The Holocaust miniseries is a four-part television miniseries that explores the Holocaust from the perspectives of the fictional Weiss family, a family of Jews in Germany, and the perspective of a rising member of the SS, who gradually becomes a war criminal. The miniseries spans the period from 1938 to 1945 and covers the unfolding of this genocide, including events such as Kristallnacht to the Warsaw Ghetto Uprising, and the Sobibor death camp revolt. It was nominated for the 16 Emmy Awards and although I was unable to track down any specific information about the designer of the movie cover, I can say that the 1970s were a time of many social movements and cultural trends that had a significant impact on graphic design.

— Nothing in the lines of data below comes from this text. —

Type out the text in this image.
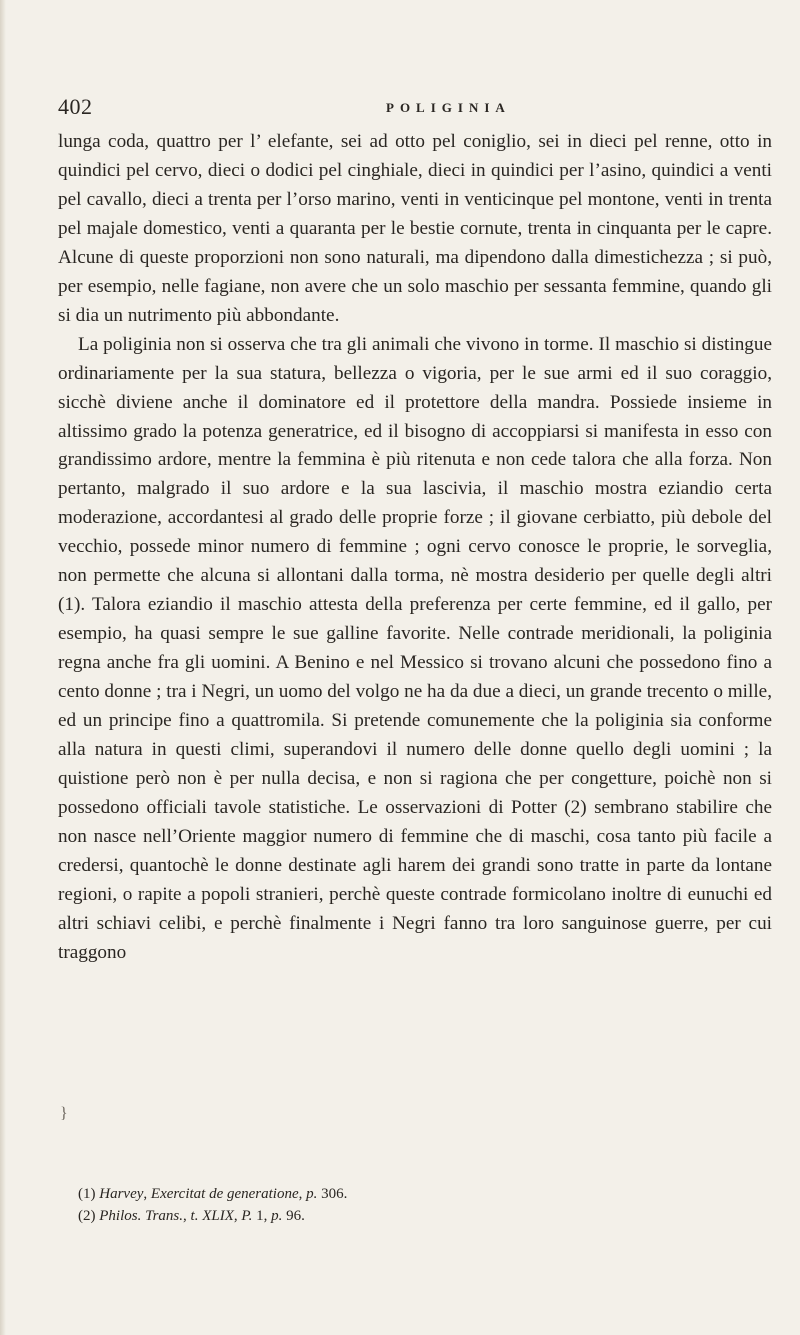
402	POLIGINIA

lunga coda, quattro per l’ elefante, sei ad otto pel coniglio, sei in dieci pel renne, otto in quindici pel cervo, dieci o dodici pel cinghiale, dieci in quindici per l’asino, quindici a venti pel cavallo, dieci a trenta per l’orso marino, venti in venticinque pel montone, venti in trenta pel majale domestico, venti a quaranta per le bestie cornute, trenta in cinquanta per le capre. Alcune di queste proporzioni non sono naturali, ma dipendono dalla dimestichezza ; si può, per esempio, nelle fagiane, non avere che un solo maschio per sessanta femmine, quando gli si dia un nutrimento più abbondante.

La poliginia non si osserva che tra gli animali che vivono in torme. Il maschio si distingue ordinariamente per la sua statura, bellezza o vigoria, per le sue armi ed il suo coraggio, sicchè diviene anche il dominatore ed il protettore della mandra. Possiede insieme in altissimo grado la potenza generatrice, ed il bisogno di accoppiarsi si manifesta in esso con grandissimo ardore, mentre la femmina è più ritenuta e non cede talora che alla forza. Non pertanto, malgrado il suo ardore e la sua lascivia, il maschio mostra eziandio certa moderazione, accordantesi al grado delle proprie forze ; il giovane cerbiatto, più debole del vecchio, possede minor numero di femmine ; ogni cervo conosce le proprie, le sorveglia, non permette che alcuna si allontani dalla torma, nè mostra desiderio per quelle degli altri (1). Talora eziandio il maschio attesta della preferenza per certe femmine, ed il gallo, per esempio, ha quasi sempre le sue galline favorite. Nelle contrade meridionali, la poliginia regna anche fra gli uomini. A Benino e nel Messico si trovano alcuni che possedono fino a cento donne ; tra i Negri, un uomo del volgo ne ha da due a dieci, un grande trecento o mille, ed un principe fino a quattromila. Si pretende comunemente che la poliginia sia conforme alla natura in questi climi, superandovi il numero delle donne quello degli uomini ; la quistione però non è per nulla decisa, e non si ragiona che per congetture, poichè non si possedono officiali tavole statistiche. Le osservazioni di Potter (2) sembrano stabilire che non nasce nell’Oriente maggior numero di femmine che di maschi, cosa tanto più facile a credersi, quantochè le donne destinate agli harem dei grandi sono tratte in parte da lontane regioni, o rapite a popoli stranieri, perchè queste contrade formicolano inoltre di eunuchi ed altri schiavi celibi, e perchè finalmente i Negri fanno tra loro sanguinose guerre, per cui traggono

}
(1) Harvey, Exercitat de generatione, p. 306.
(2) Philos. Trans., t. XLIX, P. 1, p. 96.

Through music, fashion, and art, people sought to express themselves as extravagantly as possible. Only a few of the movements that helped define this legendary decade and have an impact on the visual world are the punk, disco, and hippy movements.
During this time, the following graphic design trends and movements also gained popularity: Retro Fonts, Text Effects, Swashes, Groovy Fonts, Casual Script Fonts. Retro fonts were very popular at the time. Text effects were also widely used. Swashes were used frequently in fonts from the 1970s and hand-drawn groovy fonts replaced illustration. Less formal fonts were used in advertising throughout the 1960s and 1970s, including informal 70s script fonts.